So you have a cold, what can you do to manage symptoms besides reaching for medication? ⠀

Many breastfeeding and pumping parents don’t want to take any OTC cold medications and ask what they can do instead. ⠀


So here are some ideas!



1. Rest - Get plenty of sleep! Give your body a break and time to heal. Try nursing your baby in bed while you rest (side-lying position works well for this). I know this can be difficult if you have a newborn but make this a priority (the laundry and dishes can wait).⠀


2. Water - Drink plenty of clear fluids to prevent dehydration. This also helps with congestion and thinning out mucus. Our body is about 60% water and is vital for all its functions. Staying hydrated is also important when making breast milk.

3. Garlic - Garlic has immune boosting properties. Raw is best (I know, this isn’t pleasant.) Or cook with it for added antioxidant and antibacterial properties.

4. Honey - Helps coat the throat and ease coughs and irritation. Take a spoonful or add it to warm water or tea.

5. Salt - If you have a sore or irritated throat you can use salt to gargle to help ease pain, kill bacteria, and loosen mucus. Also, saline sprays or rinses can help with nasal congestion.

6. Steam - Use a humidifier at night or get in a hot steamy shower to help with congestion or cough.

7. Tea or warm broths - Helps soothe the throat and loosen mucus. Avoid herbal teas that may not be breastfeeding compatible.
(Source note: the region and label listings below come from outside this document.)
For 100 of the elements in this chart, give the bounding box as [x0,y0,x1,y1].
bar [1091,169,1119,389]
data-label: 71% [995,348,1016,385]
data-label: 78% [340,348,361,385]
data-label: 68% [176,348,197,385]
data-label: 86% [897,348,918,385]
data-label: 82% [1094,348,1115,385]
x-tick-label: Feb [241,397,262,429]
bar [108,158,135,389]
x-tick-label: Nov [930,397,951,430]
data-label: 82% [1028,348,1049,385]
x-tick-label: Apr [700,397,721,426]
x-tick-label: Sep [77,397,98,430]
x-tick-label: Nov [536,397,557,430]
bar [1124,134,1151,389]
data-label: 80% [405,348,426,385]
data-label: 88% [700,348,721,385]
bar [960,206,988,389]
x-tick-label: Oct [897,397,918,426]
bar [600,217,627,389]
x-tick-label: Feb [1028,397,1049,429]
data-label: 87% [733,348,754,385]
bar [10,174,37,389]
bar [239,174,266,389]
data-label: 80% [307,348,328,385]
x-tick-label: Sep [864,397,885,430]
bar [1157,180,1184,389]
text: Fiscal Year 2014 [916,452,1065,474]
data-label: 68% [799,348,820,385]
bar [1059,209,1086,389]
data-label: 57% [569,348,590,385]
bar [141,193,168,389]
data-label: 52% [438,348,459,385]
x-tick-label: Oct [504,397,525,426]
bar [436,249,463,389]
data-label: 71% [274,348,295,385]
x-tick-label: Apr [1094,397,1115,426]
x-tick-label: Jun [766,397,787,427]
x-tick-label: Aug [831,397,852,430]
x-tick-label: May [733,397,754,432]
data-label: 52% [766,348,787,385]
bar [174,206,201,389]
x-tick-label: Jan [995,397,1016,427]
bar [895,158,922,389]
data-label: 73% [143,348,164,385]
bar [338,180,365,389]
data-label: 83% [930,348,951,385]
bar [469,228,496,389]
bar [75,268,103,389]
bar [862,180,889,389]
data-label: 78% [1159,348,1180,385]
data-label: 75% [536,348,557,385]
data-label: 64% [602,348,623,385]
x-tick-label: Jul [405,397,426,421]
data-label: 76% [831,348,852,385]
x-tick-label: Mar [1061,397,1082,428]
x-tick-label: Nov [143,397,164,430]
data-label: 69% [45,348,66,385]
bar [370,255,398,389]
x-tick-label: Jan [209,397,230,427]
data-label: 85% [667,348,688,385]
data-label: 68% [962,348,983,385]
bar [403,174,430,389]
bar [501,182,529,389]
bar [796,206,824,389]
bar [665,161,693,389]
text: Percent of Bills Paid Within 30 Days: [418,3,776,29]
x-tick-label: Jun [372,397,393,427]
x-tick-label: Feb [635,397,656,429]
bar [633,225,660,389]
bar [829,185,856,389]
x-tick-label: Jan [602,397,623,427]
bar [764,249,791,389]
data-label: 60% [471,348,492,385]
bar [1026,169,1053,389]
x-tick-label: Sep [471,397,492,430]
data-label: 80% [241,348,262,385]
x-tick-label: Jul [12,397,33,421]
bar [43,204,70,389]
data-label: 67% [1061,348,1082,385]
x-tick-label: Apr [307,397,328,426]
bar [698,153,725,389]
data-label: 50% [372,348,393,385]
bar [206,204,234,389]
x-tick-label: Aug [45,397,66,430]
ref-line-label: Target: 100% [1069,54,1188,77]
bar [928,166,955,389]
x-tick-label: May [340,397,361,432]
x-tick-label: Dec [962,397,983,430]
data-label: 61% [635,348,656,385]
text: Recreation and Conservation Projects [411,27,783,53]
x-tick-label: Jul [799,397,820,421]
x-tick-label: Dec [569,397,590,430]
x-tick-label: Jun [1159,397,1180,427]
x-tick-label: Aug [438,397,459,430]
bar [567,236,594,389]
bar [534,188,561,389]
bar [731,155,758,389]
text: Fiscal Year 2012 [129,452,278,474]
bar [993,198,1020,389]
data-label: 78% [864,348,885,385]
8. Vitamin C - Eat vitamin C rich foods, such as oranges, kiwi or add lemon to your tea. High supplemented doses may be ok short term, as research has shown it only slightly increases vitamin C levels in breastmilk.
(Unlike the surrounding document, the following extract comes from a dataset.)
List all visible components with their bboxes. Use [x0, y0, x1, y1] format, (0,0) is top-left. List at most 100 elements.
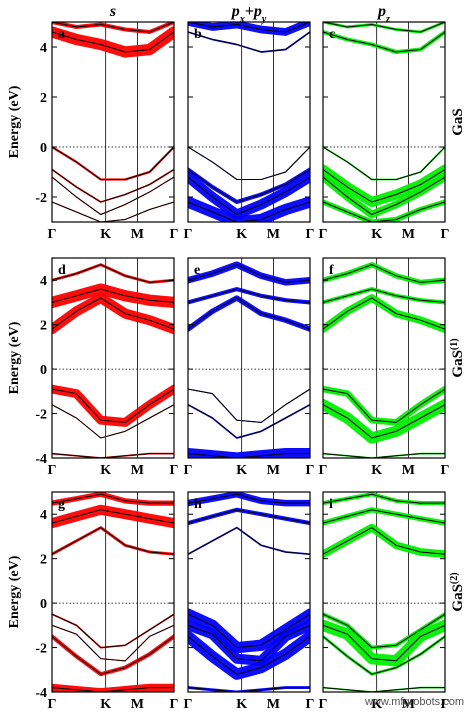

If these remedies aren’t enough and you need some further relief, there are some OTC meds that are compatible with breastfeeding. In general, it’s best to avoid anything that works as a decongestant as it may cause a reduction in your milk supply. If you are unsure, it’s always best to check with an IBCLC or a reputable site like Infant Risk Center.
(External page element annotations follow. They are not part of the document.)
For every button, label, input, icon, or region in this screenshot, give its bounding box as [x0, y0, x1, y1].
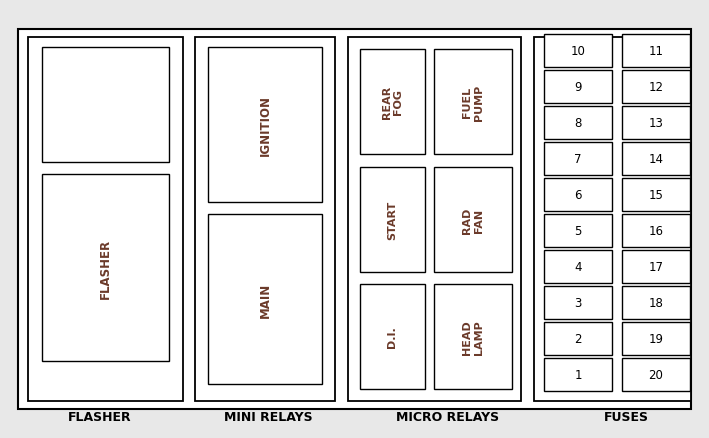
Text: 6: 6 — [574, 189, 582, 201]
Bar — [208, 215, 322, 384]
Bar — [622, 322, 690, 355]
Bar — [544, 35, 612, 68]
Bar — [622, 71, 690, 104]
Text: 18: 18 — [649, 297, 664, 309]
Text: START: START — [388, 201, 398, 240]
Bar — [348, 38, 521, 401]
Text: REAR
FOG: REAR FOG — [381, 86, 403, 119]
Text: 12: 12 — [649, 81, 664, 94]
Text: 8: 8 — [574, 117, 581, 130]
Bar — [544, 286, 612, 319]
Text: 17: 17 — [649, 261, 664, 273]
Bar — [544, 251, 612, 283]
Text: FUEL
PUMP: FUEL PUMP — [462, 84, 484, 120]
Bar — [622, 143, 690, 176]
Text: 7: 7 — [574, 153, 582, 166]
Text: RAD
FAN: RAD FAN — [462, 207, 484, 233]
Bar — [18, 30, 691, 409]
Text: 9: 9 — [574, 81, 582, 94]
Text: 15: 15 — [649, 189, 664, 201]
Bar — [360, 168, 425, 272]
Bar — [544, 358, 612, 391]
Bar — [544, 322, 612, 355]
Bar — [360, 50, 425, 155]
Bar — [28, 38, 183, 401]
Bar — [42, 175, 169, 361]
Text: FUSES: FUSES — [603, 410, 649, 424]
Text: 19: 19 — [649, 332, 664, 345]
Text: HEAD
LAMP: HEAD LAMP — [462, 319, 484, 354]
Bar — [534, 38, 691, 401]
Text: MAIN: MAIN — [259, 282, 272, 317]
Bar — [622, 179, 690, 212]
Bar — [544, 215, 612, 247]
Bar — [434, 50, 512, 155]
Bar — [544, 107, 612, 140]
Text: MICRO RELAYS: MICRO RELAYS — [396, 410, 500, 424]
Text: D.I.: D.I. — [388, 326, 398, 348]
Text: 16: 16 — [649, 225, 664, 237]
Bar — [544, 179, 612, 212]
Text: 2: 2 — [574, 332, 582, 345]
Bar — [195, 38, 335, 401]
Text: 3: 3 — [574, 297, 581, 309]
Bar — [360, 284, 425, 389]
Text: 5: 5 — [574, 225, 581, 237]
Bar — [434, 284, 512, 389]
Bar — [622, 286, 690, 319]
Bar — [42, 48, 169, 162]
Text: 10: 10 — [571, 45, 586, 58]
Text: 11: 11 — [649, 45, 664, 58]
Text: 20: 20 — [649, 368, 664, 381]
Text: 13: 13 — [649, 117, 664, 130]
Bar — [622, 358, 690, 391]
Text: MINI RELAYS: MINI RELAYS — [223, 410, 312, 424]
Text: 14: 14 — [649, 153, 664, 166]
Text: 4: 4 — [574, 261, 582, 273]
Bar — [208, 48, 322, 202]
Text: FLASHER: FLASHER — [99, 238, 112, 298]
Bar — [544, 71, 612, 104]
Bar — [544, 143, 612, 176]
Bar — [622, 35, 690, 68]
Bar — [622, 215, 690, 247]
Bar — [622, 251, 690, 283]
Text: FLASHER: FLASHER — [68, 410, 132, 424]
Bar — [622, 107, 690, 140]
Text: 1: 1 — [574, 368, 582, 381]
Text: IGNITION: IGNITION — [259, 95, 272, 155]
Bar — [434, 168, 512, 272]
Remember, the best thing to do for your baby when you are sick is to keep providing them with your breast milk. You cannot pass your cold to your baby through your breast milk, but you will pass them valuable antibodies to protect them from getting sick. If you notice your supply drop during your illness this is normal and temporary. Remember to keep breastfeeding or pumping frequently to keep up your supply as much as possible.